Once the fiery half-orc girl blossomed into a yearning warrior, she stole her father's woodsplitting axe and took to the roads in search of conflicts to temper her skills upon. She initially joined a ship of mercenaries bound to join a conflict against the Red Wizards of Thay while their magic had abandoned them, but was turned around by an unfortunate wind. After a brief chastisement at home, she set off once again, but this time north towards Damara after catching rumors of conflicts brewing. This time, Saskia did arrive at her destination - but days late, the battle she hoped for already reduced to pockets of skirmishes amongst a rout. It was here, in the dust, Saskia slew her first opponent. A captain - or perhaps another lesser warleader of the defeated army - left wounded with his bodyguard lain about him in a final display of their martial loyalty. In his last, lucid moments before his guard dropped, and the axe fell, he thought he saw his granddaughter. To his killer, he was simply an old, feral dog - the best of its battles long behind it.
Per the many superstitions of her strange clan, age was an inevitable body-curse that could only be avoided in death, lest it diminish its host of their strength, courage, and most of all - their capacity for glory. What should have been a noble triumph was hollowed, and Saskia bears a timid spite towards the Curse of Age since that day; afraid of its capacity to rob both her foes and herself of their greatest worth.
As she left Damara for the south-west, her dreams became clouded by a bloody-red canvas displayed atop a mountain of bones - the imagery the history of her clan, writ across time in strokes of crimson. Each night, the lightning-crack of a storm overhead illuminates her hand wielding the brush, anxiously deciding the next, careful daub or swipe. Stirred on by these dreams, they have pushed her towards each hunt after each hunt, searching for another fitting skull to add to her ancestors mountain before her timely end marked the finale of the composition.
After five summers of traveling the world in search of such prizes - spending the winters at home with her father or the diminishing remains of her clan - she has had little success in attaining anything more than bruises, scars, and the stories of better warriors.
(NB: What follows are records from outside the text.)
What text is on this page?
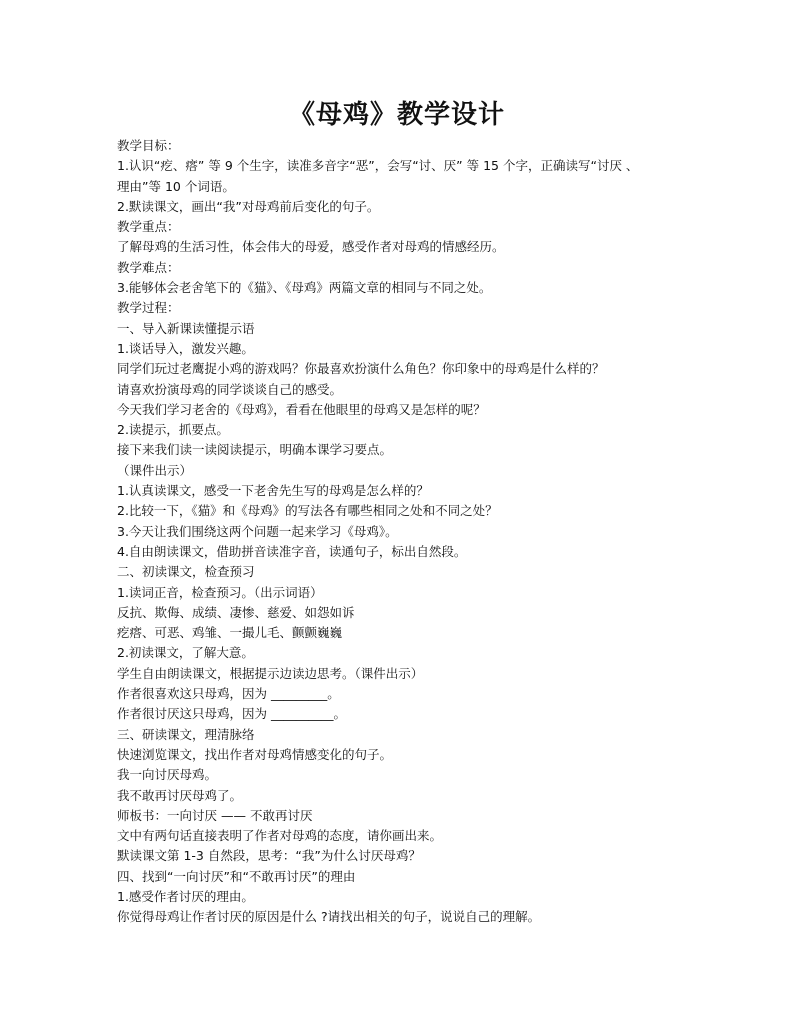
《母鸡》教学设计
教学目标：
1.认识“疙、瘩” 等 9 个生字，读准多音字“恶”，会写“讨、厌” 等 15 个字，正确读写“讨厌 、
理由”等 10 个词语。
2.默读课文，画出“我”对母鸡前后变化的句子。
教学重点：
了解母鸡的生活习性，体会伟大的母爱，感受作者对母鸡的情感经历。
教学难点：
3.能够体会老舍笔下的《猫》、《母鸡》两篇文章的相同与不同之处。
教学过程：
一、导入新课读懂提示语
1.谈话导入，激发兴趣。
同学们玩过老鹰捉小鸡的游戏吗？你最喜欢扮演什么角色？你印象中的母鸡是什么样的？
请喜欢扮演母鸡的同学谈谈自己的感受。
今天我们学习老舍的《母鸡》，看看在他眼里的母鸡又是怎样的呢？
2.读提示，抓要点。
接下来我们读一读阅读提示，明确本课学习要点。
（课件出示）
1.认真读课文，感受一下老舍先生写的母鸡是怎么样的？
2.比较一下，《猫》和《母鸡》的写法各有哪些相同之处和不同之处？
3.今天让我们围绕这两个问题一起来学习《母鸡》。
4.自由朗读课文，借助拼音读准字音，读通句子，标出自然段。
二、初读课文，检查预习
1.读词正音，检查预习。（出示词语）
反抗、欺侮、成绩、凄惨、慈爱、如怨如诉
疙瘩、可恶、鸡雏、一撮儿毛、颤颤巍巍
2.初读课文，了解大意。
学生自由朗读课文，根据提示边读边思考。（课件出示）
作者很喜欢这只母鸡，因为 _________。
作者很讨厌这只母鸡，因为 __________。
三、研读课文，理清脉络
快速浏览课文，找出作者对母鸡情感变化的句子。
我一向讨厌母鸡。
我不敢再讨厌母鸡了。
师板书：一向讨厌 —— 不敢再讨厌
文中有两句话直接表明了作者对母鸡的态度，请你画出来。
默读课文第 1-3 自然段，思考：“我”为什么讨厌母鸡？
四、找到“一向讨厌”和“不敢再讨厌”的理由
1.感受作者讨厌的理由。
你觉得母鸡让作者讨厌的原因是什么 ?请找出相关的句子，说说自己的理解。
Reaching full maturity, she's grown into becoming a broad-shouldered, tall woman with distinct blood-red red hair. While the victories of her youth have been few and far between, her body has been shaped by rigurous exercise into peak physical condition.
Saskia's lone doom-march now brings her to Amn and Tethyr - a land ripe for fell deeds worthy of both songs to return to the Walking Hearth, and another stroke on the canvas that will forever be The Monolith That Listens.